2019 yılında gerçekleşen 31 Mart Mahalli İdare Seçimleri ve tekrar edilen İstanbul yerel seçimi, üç büyük il başta olmak üzere büyükşehirlerde çoğunluğu kaybeden AKP’nin sandıkta açık yenilgisi ile sonuçlandı.
Bahse konu tarihlerde yaptığımız değerlendirmeler ile bu sonucun ortaya çıkmasında genç öfkenin etkili olduğunu ifade etmiştik. Gerçekleştirdiğimiz forumlar ile belirlediğimiz “Sandık yetmez, faşizmi sokakta yıkalım” sözü ile bir kampanya süreci örgütlemiştik.
Türkiye’de bir süredir iktidar bloğu ile düzen içi muhalefet bloğunun farklı tandanslarla da olsa seçim tartışmalarını ısıttığını görmekteyiz. Belirsiz bir seçim siyasetinin yakıcı sorunlarımıza karşı geliştirmeye çalıştığımız mücadele dahil olmak üzere siyasal mücadelemizi esir almasına izin veremeyiz. Devrimci sorumluluğumuz gereği, sahte umutlara karşı kurtuluşun yegane yolu olan devrimci mücadeleyi belirgin kılmak için çeşitli vurguları yapmamız gerektiği kanaatindeyiz.
Bu bağlamda:
1] Bizim görevimiz, sandıktan başka çare göremeyen veya belirsiz bir “geçecek” rüzgarına ikna edilerek ehlileştirilmeye çalışılan, umutlarını sandık üzerindeki sonuçlara göre inşa etmesi beklenen gençlik kesimlerini, sandıktan ötesine örgütlemektir. Ufku sandıklardan ve burjuva fenomenlerin kurtarıcı rollerini edilgen bir takip etme biçiminden çıkarıp devrime genişletebilmektir.

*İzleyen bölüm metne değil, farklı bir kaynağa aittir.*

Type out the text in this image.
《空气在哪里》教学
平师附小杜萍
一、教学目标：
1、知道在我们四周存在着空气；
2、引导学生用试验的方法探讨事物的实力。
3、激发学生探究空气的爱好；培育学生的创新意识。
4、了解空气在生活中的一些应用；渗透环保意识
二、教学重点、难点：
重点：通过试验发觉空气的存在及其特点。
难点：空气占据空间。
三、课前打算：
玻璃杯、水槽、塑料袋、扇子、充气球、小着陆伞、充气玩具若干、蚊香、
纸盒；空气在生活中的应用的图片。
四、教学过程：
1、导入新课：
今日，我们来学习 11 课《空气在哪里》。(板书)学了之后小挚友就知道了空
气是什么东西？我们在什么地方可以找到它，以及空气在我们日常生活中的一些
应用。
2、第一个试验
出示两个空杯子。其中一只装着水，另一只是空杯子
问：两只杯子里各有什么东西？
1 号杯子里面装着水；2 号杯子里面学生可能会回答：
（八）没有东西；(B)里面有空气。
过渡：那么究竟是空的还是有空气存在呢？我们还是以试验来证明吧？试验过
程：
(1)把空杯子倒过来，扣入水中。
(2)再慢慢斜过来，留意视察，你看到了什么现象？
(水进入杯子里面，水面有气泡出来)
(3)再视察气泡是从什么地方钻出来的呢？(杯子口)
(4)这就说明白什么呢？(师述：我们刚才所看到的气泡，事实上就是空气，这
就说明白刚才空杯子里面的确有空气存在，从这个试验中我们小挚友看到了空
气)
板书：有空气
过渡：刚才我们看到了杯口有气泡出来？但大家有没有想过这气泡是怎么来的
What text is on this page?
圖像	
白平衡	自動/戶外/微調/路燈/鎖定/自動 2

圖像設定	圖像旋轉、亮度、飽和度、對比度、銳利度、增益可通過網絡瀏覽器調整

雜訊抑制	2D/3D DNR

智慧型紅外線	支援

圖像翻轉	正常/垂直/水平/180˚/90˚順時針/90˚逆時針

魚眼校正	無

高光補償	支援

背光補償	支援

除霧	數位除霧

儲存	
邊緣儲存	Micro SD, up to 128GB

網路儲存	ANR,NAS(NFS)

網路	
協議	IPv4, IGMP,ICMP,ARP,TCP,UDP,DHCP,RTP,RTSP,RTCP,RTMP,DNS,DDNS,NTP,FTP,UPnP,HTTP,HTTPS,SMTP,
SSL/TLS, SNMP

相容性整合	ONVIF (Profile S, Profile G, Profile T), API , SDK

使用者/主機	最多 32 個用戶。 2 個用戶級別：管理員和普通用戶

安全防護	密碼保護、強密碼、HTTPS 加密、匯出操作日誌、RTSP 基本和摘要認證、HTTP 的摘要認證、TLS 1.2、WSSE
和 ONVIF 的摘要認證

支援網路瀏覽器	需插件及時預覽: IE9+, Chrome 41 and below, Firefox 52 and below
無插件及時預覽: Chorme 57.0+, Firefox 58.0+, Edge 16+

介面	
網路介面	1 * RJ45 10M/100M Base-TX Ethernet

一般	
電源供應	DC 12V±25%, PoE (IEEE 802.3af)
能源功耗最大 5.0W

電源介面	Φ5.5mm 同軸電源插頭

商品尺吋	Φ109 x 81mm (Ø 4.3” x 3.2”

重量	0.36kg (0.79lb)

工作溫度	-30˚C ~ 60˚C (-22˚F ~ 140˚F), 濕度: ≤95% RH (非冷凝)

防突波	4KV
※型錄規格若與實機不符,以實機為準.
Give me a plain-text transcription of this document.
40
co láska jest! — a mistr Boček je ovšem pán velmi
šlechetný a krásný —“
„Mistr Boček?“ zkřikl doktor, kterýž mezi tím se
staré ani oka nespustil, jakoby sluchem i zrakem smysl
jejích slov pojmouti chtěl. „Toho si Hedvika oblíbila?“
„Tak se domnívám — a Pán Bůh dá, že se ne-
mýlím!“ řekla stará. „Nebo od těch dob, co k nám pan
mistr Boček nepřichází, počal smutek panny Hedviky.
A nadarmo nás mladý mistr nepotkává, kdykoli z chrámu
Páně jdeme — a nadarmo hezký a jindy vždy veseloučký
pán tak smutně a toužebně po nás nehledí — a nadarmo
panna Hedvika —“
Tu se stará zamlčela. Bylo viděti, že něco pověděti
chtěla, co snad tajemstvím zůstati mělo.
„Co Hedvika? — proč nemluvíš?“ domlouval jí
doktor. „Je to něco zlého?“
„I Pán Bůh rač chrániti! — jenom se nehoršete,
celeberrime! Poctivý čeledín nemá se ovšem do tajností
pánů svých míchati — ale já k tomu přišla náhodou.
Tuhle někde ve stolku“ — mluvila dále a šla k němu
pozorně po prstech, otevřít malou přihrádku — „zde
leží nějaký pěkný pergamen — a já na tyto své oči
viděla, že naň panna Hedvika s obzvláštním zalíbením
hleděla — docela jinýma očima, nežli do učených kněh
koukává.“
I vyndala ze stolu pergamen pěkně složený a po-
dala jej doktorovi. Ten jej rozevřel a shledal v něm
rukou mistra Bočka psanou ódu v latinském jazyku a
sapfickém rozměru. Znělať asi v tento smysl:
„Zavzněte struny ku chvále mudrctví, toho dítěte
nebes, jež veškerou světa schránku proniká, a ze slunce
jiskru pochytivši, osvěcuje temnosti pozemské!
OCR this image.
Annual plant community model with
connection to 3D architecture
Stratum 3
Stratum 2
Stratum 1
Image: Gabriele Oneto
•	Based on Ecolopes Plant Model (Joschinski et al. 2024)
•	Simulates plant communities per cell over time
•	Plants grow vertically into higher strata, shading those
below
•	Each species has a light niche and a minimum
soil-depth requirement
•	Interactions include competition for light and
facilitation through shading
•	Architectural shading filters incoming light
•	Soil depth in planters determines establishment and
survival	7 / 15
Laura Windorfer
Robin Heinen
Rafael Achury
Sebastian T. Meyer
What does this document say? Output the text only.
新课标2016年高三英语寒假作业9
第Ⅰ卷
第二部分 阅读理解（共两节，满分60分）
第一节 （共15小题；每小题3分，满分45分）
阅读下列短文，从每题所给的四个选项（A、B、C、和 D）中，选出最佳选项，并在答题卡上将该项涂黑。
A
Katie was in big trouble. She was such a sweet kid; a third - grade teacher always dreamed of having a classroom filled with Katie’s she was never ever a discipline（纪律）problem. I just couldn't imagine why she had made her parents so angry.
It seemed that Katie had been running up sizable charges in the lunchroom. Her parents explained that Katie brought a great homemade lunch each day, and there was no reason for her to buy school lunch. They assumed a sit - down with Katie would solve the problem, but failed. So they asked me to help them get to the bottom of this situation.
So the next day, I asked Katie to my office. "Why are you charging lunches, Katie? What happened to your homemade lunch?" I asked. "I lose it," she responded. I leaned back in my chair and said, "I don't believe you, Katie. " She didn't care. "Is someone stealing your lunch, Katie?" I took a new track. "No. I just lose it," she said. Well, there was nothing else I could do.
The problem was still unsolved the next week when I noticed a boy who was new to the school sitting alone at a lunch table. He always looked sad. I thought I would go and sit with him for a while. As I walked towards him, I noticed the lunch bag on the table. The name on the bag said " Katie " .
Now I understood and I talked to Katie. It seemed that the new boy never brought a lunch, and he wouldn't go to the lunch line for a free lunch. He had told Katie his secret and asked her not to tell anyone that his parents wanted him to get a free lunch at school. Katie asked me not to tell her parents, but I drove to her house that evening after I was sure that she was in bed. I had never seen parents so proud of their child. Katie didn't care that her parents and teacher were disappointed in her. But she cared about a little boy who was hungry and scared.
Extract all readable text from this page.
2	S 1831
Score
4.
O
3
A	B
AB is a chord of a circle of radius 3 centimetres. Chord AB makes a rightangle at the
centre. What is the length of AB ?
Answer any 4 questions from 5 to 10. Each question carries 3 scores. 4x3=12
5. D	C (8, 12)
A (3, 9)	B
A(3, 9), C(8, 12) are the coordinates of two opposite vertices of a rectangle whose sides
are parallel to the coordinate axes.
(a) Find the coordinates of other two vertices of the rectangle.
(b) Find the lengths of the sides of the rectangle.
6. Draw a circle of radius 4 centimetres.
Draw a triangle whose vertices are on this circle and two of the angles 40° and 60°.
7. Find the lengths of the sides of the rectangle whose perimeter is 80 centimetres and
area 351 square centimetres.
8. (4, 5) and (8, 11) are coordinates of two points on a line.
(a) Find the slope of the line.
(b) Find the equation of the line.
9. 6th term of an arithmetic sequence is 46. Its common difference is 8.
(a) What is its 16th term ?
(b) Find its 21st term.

2] Öncü, uzlaşmaz, militan, örgütlü, kurucu, devrimci bir gençlik hareketi yaratabilmenin ilk adımlarının temel koşulu, düzen- içi muhalefete ve popülist söylemlere hapsolmadan; üstten yürüyen burjuva siyasete yedeklenen değil gençliğin kendi kurucu siyasetini üretebildiği bağımsız bir devrimci hat geliştirebilmektir.
3] 2019 yılında yaptığımız değerlendirmeler ve örgütlediğimiz kampanya ile “Barikatı İmamoğlu’na seçim çağrısı yapmaktan daha ötesine kurmamız gerektiğinin bilincinde” hareket ettik, bugün yine faşizmi yıkmanın sokaktan geçtiğini unutmadan hareket ederek seçimle sınırlandırılamayacak bir mücadeleyi inşa etme görevimiz sürmektedir.
4] Aksi, son tahlilde, mevcut tablodan rahatsız genç kesimi alternatifsiz, çaresiz bırakmaktır. Alternatifsiz de çaresiz de değiliz, gençliğin kendi gücü ve örgütlü mücadelesi ile aşamayacağı engel yoktur. Bir umudumuz varsa o da kendi örgütlü gücümüzdedir.
Biz yıkmadıkça yıkılmaycak, biz göndermedikçe “geçmeyecek”tir.
Hellalşemenin değil hesap sormanın tarafındayız.
Faşizme karşı zaferi ancak kendimizden bekleriz.